Representative dopamine traces highlighting the frequency response in the magnitude of dopamine in the nucleus accumbens shell. Electrical stimulations during voltammetric recording of evoked DA in brain slices may vary in pulse number, current amplitude, ...
Voltammetry in brain slices has proven to be a useful technique to quickly and efficiently explore striatal circuitry and the regulation of rapid DA signals, which have been implicated in motivation, reward, and reinforcement. There are a number of neurotransmitters and other chemical messengers that have been shown with slice voltammetry to modulate DA release by both single/tonic pulses as well as multiple pulses at phasic frequencies.
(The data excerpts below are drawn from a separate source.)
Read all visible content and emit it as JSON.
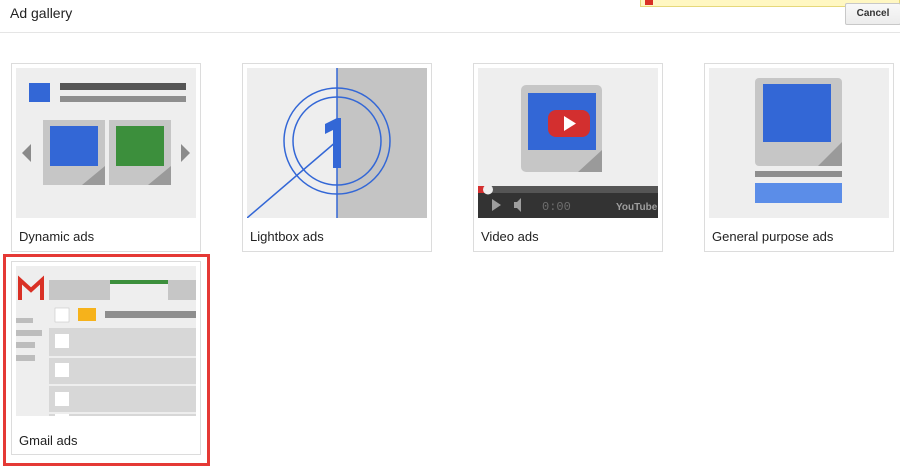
{
  "header": {
    "title": "Ad gallery",
    "cancel_label": "Cancel"
  },
  "gallery": {
    "items": [
      {
        "label": "Dynamic ads",
        "icon": "dynamic-ads-thumbnail"
      },
      {
        "label": "Lightbox ads",
        "icon": "lightbox-ads-thumbnail"
      },
      {
        "label": "Video ads",
        "icon": "video-ads-thumbnail",
        "player_time": "0:00",
        "player_brand": "YouTube"
      },
      {
        "label": "General purpose ads",
        "icon": "general-purpose-ads-thumbnail"
      },
      {
        "label": "Gmail ads",
        "icon": "gmail-ads-thumbnail",
        "selected": true
      }
    ]
  },
  "colors": {
    "blue": "#3367d6",
    "green": "#3c8f3c",
    "red": "#e53935",
    "yellow": "#f6b21b",
    "gray": "#bdbdbd"
  }
}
There is extensive research over the last several decades investigating facilitation of electrically evoked DA release in brain slices from DAT blockade and from inhibition of DA release via activation of D2 autoreceptors. Given a number of excellent reviews on these topics,77,78 these direct pathways will not be covered in the current Review. In addition to the effects of DAT and D2 autoreceptors, a number of other receptors have been shown to directly modulate electrically stimulated DA release via their localization of DA terminals. For example, kappa opioid receptors are located on DA nerve terminals in the striatum and decrease DA release to both single and multiple pulses.53,79 Additionally, the GABAB agonist, R(+)-Raclopride, has been shown to decrease DA release to single-pulse stimulations,80 while the GABAA antagonist, Baclofen, does not modify either single- or multiple-pulse DA release.73 The most extensively studied modulator of DA release in recent years, outside of the direct effects of DAT inhibition and D2 activation, is the nicotinic acetylcholine receptor (nAChR). This is attributed to the localization of beta2-containing nicotinic receptors on DA terminals, which when desensitized or blocked decrease DA release in response to single pulse and tonic frequency stimulations while having no effect or even facilitating DA release in response to phasic stimulations.54,55,81
In fact, this early work on nAChR modulation of DA release highlights one of at least two predominant indirect pathways by which many drugs and neurotransmitters modulate striatal release. The first indirect pathway is through tonically active acetylcholine (ACh) interneurons (TAN). ACh itself, nitric oxide,82 and opioids can modulate DA nerve terminals both directly and indirectly through modulation of ACh interneurons or nAChRs. Indeed, activation of the muscarinic M2 and M4 receptors,83 the mu and delta opioid receptors,79 or deletion of TANs themselves84 mimics the effects shown with blockade of nAChRs. Not only does this body of work have implications for nicotine administration via cigarette smoking, which has been shown to desensitize nAChRs, but also it demonstrates that pauses in TAN firing and subsequent decreases in ACh tone can amplify phasic/tonic ratios which modulate learning and motivation signals in the striatum.51,77 In addition to demonstrating that pauses in TAN signaling modulates DA release, recent voltammetry studies in brain slices demonstrated that activation of TANs directly elicits DA release at terminals in the striatum. Indeed, photostimulation of TANs expressing channelrhodhopsin resulted in DA release directly from nerve terminals similar to that observed from electrical stimulation.59,60 Therefore, it appears that activation of TANs can elicit DA release directly from nerve terminal while inhibition of TANs can modulate DA release in a frequency dependent manner.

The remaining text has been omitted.